Are Carrier Fees Restricting Wearable Device Adoption?
Wearable devices are becoming more and more popular – achieving $19 billion in sales in 2017. However, only a small fraction of wearables have cellular capabilities, such as smartwatches that can make calls using LTE data services, yet carriers are charging unnecessarily high data fees, reported VentureBeat.
The reality is that smartwatches won’t demand heavy loads of LTE data anytime soon. The LTE Apple Watch only has enough power for one hour of calls, the larger Samsung Gear S3 can handle up to three hours, and neither can serve as hotspots for larger devices, according to VentureBeat. These devices are still accessories to the cell phone; consumers aren’t going to have one without the other.

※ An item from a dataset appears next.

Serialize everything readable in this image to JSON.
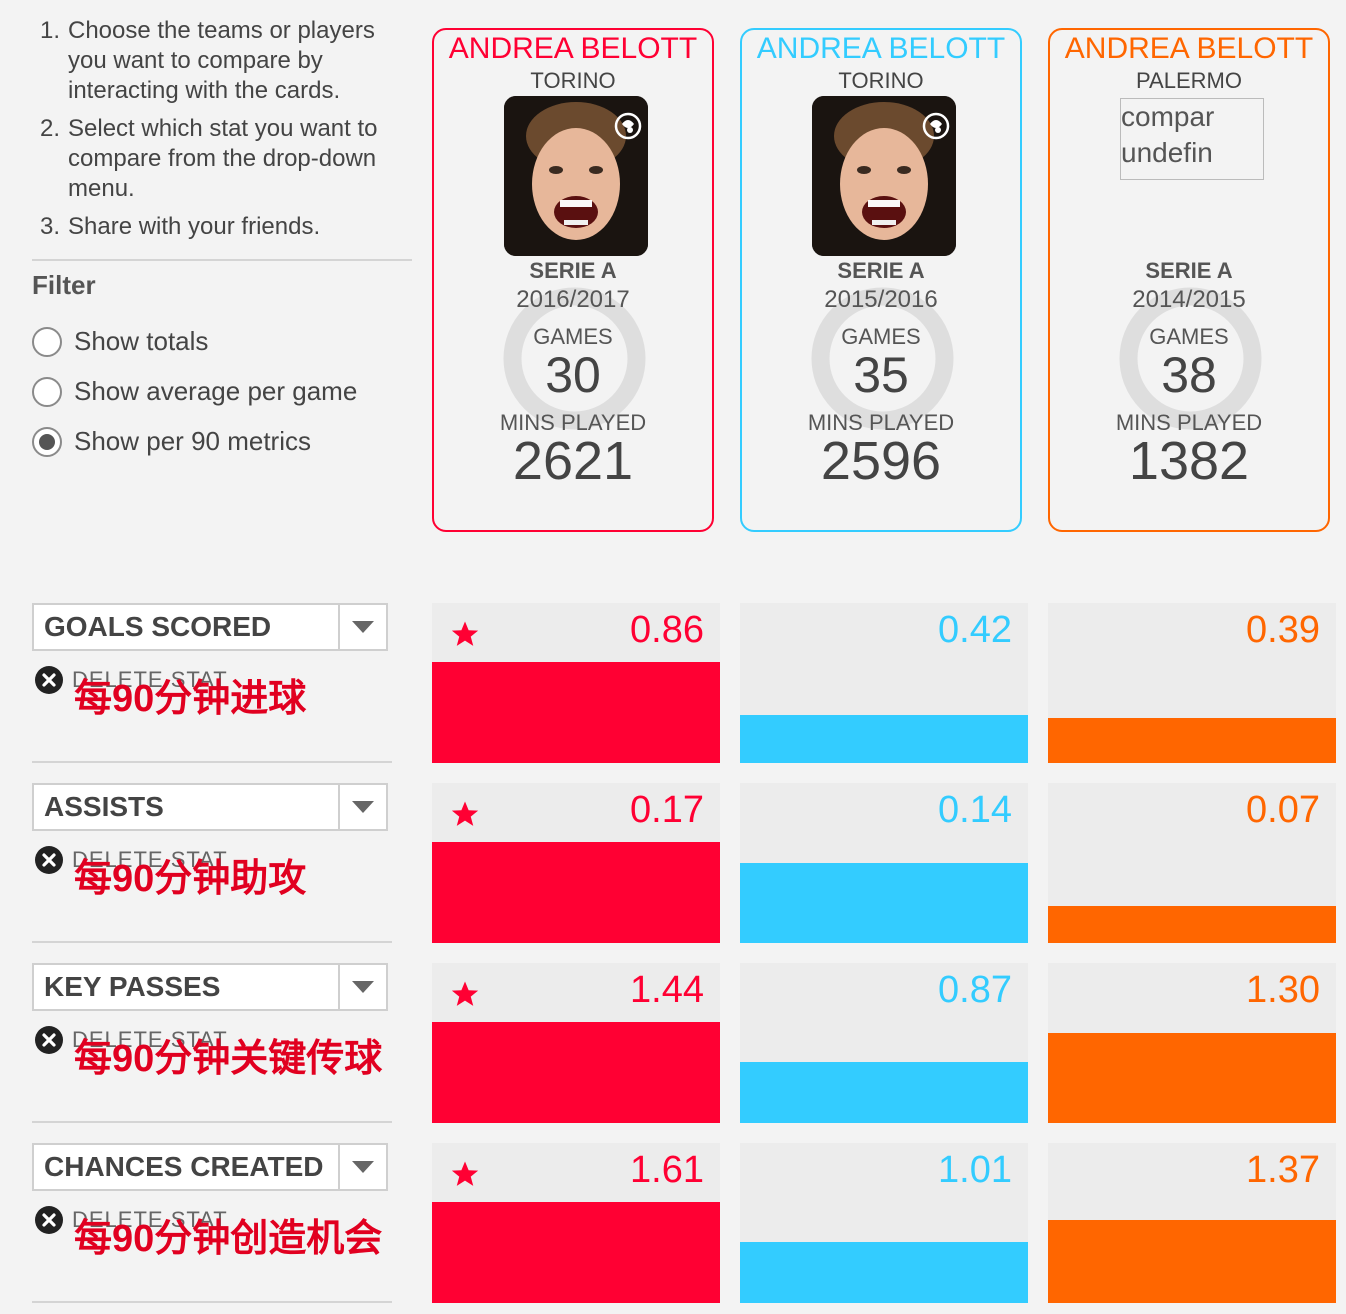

The challenge becomes justifying the carrier fees associated with these wearables. From a monthly fee perspective, consumers are charged $10-$15 per month depending on which carrier their LTE service comes from. Additionally, there’s an activation fee, with AT&T and Verizon charging $25 and Sprint charging $30.
So if this is the reality, what’s a more reasonable cost structure? According to VentureBeat, $5 or less. In comparison, a tablet plan with 1 GB of data costs approximately $10 per month, and the perceived monthly value of a wearable is lower.
The purpose of the wearable was to cut the tether from the addiction of smartphones, but with the limited battery capacity, and its co-dependence on the cell phone, this is not the adoption in reality. However, according to VentureBeat, with the right pricing and performance, LTE wearables couldactually surpass phones by becoming necessities for huge numbers of young kids and seniors.